= Bettie Bendolph Seltzer =

American artist (1939–2017)

Bettie Bendolph Seltzer (1939–2017) was an American artist. She was associated with the Gee's Bend quilting collective, along with her mother, Annie Bendolph, and her mother-in-law, Sue Willie Seltzer. She worked at the Freedom Quilting Bee.

== Life ==
Bettie was married to the son of Sue Willie Seltzer, Benjamin Seltzer. She was the postmaster for Boykin, Alabama, a job which she loved. Efficient and timely, Bettie describes her leadership within the post office:

"It ain't easy but I love the job. I work six hours a day every day except Sunday. They come in there, get the mail, and go. Don't nobody stand around and gossip. When I'm in the post office, wearing that postal uniform, I'm postmaster. They don't look at me like I'm Bettie. I might see my best friend run in there, get the mail, and out. They don't chat. I like it like that."

== Work ==
Quilting in Gee's Bend was both a means for survival and community bonding. Bettie's mother, Annie Bendolph, taught Bettie to make quilts out of old clothes, fertilizer sacks, dress tails, and meal and flour sacks.

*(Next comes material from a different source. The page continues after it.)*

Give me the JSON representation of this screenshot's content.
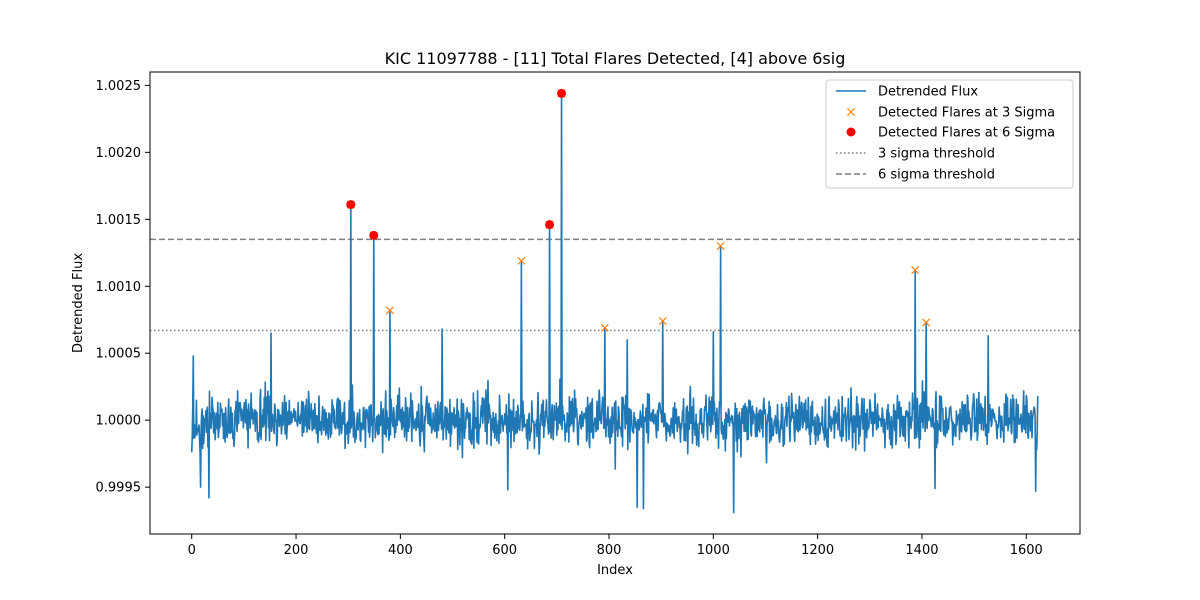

Bettie learned to make quilts at about ten years old, when she and her mother would join other women at each other's houses to sew just one or two families' quilts at one time. "The ladies then piece their quilts at home and go to each other house to help quilt."

For the first time, The Freedom Quilting Bee allowed women in Gee's Bend to sew with new cloth. After the bee, Bettie never returned to repurposed material because it was too difficult to sew.